Gordon Meredith Lightfoot (born 1938) is most often remembered for his improbable 1976 US #2 hit “The Wreck of the Edmund Fitzgerald,” even though the bad-romance song “Sundown” was his only US #1-charting single.
“The Wreck of the Edmund Fitzgerald” was inspired by a Newsweek item Lightfoot saw by chance while on tour about the loss of an iron-ore freighter in a severe storm on Lake Superior, with the loss of 29 lives. “Sundown” was about a bad-news girlfriend Lightfoot had the good luck to break up with: she later administered the fatal overdose to John Belushi.

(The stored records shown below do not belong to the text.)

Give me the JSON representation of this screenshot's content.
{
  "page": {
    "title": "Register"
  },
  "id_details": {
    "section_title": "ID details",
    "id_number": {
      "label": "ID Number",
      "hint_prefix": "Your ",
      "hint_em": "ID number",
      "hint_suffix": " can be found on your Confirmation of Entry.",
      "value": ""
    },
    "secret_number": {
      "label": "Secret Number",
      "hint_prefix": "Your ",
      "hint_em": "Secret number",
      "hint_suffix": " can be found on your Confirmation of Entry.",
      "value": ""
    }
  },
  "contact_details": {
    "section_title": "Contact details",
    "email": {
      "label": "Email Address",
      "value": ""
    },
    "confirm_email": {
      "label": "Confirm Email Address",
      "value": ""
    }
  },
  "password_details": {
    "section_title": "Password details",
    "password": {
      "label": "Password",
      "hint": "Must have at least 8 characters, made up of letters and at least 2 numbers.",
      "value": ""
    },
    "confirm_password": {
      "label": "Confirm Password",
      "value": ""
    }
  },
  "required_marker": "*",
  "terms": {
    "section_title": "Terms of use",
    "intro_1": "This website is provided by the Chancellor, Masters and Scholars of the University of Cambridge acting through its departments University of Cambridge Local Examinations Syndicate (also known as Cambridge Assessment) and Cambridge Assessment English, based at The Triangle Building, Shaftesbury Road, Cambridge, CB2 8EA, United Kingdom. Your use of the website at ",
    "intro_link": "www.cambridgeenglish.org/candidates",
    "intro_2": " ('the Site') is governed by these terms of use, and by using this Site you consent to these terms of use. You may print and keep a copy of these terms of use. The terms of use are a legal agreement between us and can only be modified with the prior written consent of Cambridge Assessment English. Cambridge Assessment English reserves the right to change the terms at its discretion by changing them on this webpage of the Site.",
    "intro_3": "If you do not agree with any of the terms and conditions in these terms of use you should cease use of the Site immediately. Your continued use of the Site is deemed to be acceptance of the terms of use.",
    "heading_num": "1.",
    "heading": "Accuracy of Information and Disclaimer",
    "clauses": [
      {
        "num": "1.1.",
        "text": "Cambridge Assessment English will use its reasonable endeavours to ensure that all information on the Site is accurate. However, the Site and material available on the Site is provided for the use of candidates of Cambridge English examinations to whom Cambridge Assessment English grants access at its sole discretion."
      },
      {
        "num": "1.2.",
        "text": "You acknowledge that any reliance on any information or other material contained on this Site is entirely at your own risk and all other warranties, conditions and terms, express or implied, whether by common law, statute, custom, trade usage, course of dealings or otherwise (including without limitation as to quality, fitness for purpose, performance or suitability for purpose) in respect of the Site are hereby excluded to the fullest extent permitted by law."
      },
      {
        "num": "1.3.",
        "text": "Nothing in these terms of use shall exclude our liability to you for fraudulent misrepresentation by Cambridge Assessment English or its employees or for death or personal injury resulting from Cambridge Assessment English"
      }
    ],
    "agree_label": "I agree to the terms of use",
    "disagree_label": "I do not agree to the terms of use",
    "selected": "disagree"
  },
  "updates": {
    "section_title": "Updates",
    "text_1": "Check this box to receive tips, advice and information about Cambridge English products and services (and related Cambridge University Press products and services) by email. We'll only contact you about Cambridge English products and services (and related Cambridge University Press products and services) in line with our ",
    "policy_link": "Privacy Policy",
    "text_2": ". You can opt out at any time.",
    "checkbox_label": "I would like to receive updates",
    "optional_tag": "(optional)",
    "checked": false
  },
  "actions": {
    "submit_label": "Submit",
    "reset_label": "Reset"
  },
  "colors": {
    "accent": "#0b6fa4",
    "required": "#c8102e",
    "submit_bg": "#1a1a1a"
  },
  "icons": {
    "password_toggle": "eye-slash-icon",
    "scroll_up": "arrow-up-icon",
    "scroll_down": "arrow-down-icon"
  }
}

However, neither of the above songs is among the best representations of Lightfoot’s skill as a songwriter. His US #5 hit “If You Could Read My Mind” is a better representation of his broad musical culture (he had been a boy soprano with an affinity for the art songs of Schubert), his attention to the craft of songwriting, and his having been inspired by historical examples.
Lightfoot’s song catalog includes his Schubert tribute “Rainbow Trout,” the Stephen Foster tribute “Your Love’s Return,” and the Madrigal-ish “Affair on 8th Avenue.” Singers and singer-songwriters who covered Lightfoot songs started with Peter, Paul and Mary and went on with Bob Dylan*, Elvis Presley, Johnny Cash, Eric Clapton, Judy Collins, Sarah McLachlan, Barbra Streisand, Hank Williams Jr., Neil Young, and many others.
*Gordon Lightfoot has created some of the most beautiful and lasting music of our time. He is Bob Dylan’s
favorite singer/songwriter—high praise from the best of us, applauded by the rest of us. Kris Kristofferson
I think that “Talking In Your Sleep” is on the same level of quality as “If You Could Read My Mind” but that it has the advantages of being less familiar, and of lacking the slightly self-pitying tone of the latter song… “If you could only understand me… .”
So here is “Talking In Your Sleep,” from a live British Broadcasting Corporation program from Lightfoot’s banner year of 1972. For reasons known only to himself, Lightfoot repetitively murmurs “Take a potato, take a potato” during the instrumental break. Is that a vocal warm-up on the order of “Red leather, yellow leather”?